To have students successfully carry out quantum mechanics calculations in order to study the structure of molecules and mechanisms in chemical reactions. This course seeks to familiarize students with the computer software most commonly used today by researchers. Course content will include: molecular orbital methods, the Hartree-Fock-Roothaan theory , calculation with small molecules such as water, methane, ammonia, etc., energy calculations in larger molecules, organic molecules with 10-20 carbon atoms, heteroatoms, the theory of potential energy surface, optimization of geometries, recovery of nuclear movement in light of the Born-Oppenheimer approximation, vibrational analysis, supermolecules and chemical reactivity, the transition state theory, the study of reaction mechanisms using quantum mechanical methods, CI and DFT methods.

This course students are introduced to the principles of Quantum Theory. These should help in understanding contemporary atomic and molecular structure and chemical reactivity theories. Following this, students are presented the hydrogen atom and multielectronic atom theories, so that they may assimilate basic concepts and understand the different approaches taken in the practical use of these concepts. Students will also learn to calculate the fundamental properties of molecules according to quantum theory, explore ideas regarding chemical bonds and molecular structure, and the main approaches in this area.

This course offers basic principles and a study of the primary metabolites involved in cellular biochemical processes. Students will carry out practices to illustrate such things as analytical separation methods in applied to biochemical problems, high performance liquid chromatography (HPLC), gas chromatography, characterization methods, protein and DNA electrophoresis, quantitative analysis methods, spectrophotometry, radioimmunometric techniques, and flow cytometry.

The laboratory aims at reinforcing fundamental concepts related to the definition of thermodynamic properties of chemical systems. Thus, students will develop skills in the setting their own physical chemical experiments and making correct interpretations of measures obtained in the laboratory.

This course seeks to foster an interest in the study of natural products of vegetable origin, providing students with the necessary information to comprehend the extraction, purification, and identification processes of primary and secondary metabolites in plants, and to relate the chemical structure of diverse compounds and their biological activity. The methodology used allows students to determine the composition of several of these compounds and their possible biosynthetic routes.

To have students successfully interpret IR, UV, and VIS molecule spectra using basic quantum mechanics methods. Course topics include: selected basics of quantum mechanics, UV and VIS spectra of simple atoms (H and He), IR spectra of simple molecules the vibration and rotation model, graduating from two atom molecules to more complex molecules, spectroscopy and chemical reactions, aspects of symmetry, group theory, reducible and irreducible representations, UV and VIS molecule spectra, the Frank-Condon principle, Fluorescence spectroscopy, lifetime of excited states, Raman spectroscopy, laser spectroscopy, high temporal or spectral resolution.
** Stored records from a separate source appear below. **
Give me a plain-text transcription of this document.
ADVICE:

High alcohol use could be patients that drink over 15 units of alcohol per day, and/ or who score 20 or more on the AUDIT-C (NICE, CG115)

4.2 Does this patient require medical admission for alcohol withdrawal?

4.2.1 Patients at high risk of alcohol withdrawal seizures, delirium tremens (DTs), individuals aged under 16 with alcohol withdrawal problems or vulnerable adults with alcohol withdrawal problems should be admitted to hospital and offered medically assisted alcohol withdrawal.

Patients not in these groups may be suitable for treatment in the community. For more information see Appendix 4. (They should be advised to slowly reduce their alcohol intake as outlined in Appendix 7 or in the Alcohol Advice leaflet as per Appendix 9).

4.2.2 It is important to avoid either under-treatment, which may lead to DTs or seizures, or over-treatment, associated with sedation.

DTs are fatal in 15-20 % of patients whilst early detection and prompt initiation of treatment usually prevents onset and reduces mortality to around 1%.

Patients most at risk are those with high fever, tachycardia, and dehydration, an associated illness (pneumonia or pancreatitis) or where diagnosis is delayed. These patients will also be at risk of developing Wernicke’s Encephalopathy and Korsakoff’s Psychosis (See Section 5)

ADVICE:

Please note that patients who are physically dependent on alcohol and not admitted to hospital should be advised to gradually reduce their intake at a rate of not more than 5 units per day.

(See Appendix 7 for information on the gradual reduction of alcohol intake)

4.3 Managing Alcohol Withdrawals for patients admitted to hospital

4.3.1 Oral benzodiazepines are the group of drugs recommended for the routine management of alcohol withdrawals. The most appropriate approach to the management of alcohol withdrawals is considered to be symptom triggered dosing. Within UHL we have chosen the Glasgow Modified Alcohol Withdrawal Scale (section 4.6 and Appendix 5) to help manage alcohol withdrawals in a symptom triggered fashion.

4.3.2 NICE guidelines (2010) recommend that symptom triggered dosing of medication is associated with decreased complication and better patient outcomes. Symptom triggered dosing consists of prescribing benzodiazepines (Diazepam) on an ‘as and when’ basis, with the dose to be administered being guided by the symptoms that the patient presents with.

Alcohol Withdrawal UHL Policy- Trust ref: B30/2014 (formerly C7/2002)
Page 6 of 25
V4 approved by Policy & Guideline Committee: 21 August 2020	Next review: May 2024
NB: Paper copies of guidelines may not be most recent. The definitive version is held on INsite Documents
This course, Fundamentals of Chemical Analysis, provides students the necessary tools to interpret correctly experimental data. It also provides students all the foun- dation for the study and use of the main analytical techniques used in chemistry.

This course complements theoretical studies of the course on Chemical Analysis. It develops motor skills that facilitate work in the chemistry laboratory. It develops strategies to judge objectively the results of an analysis. It introduces students in the use of instrumental analytical techniques.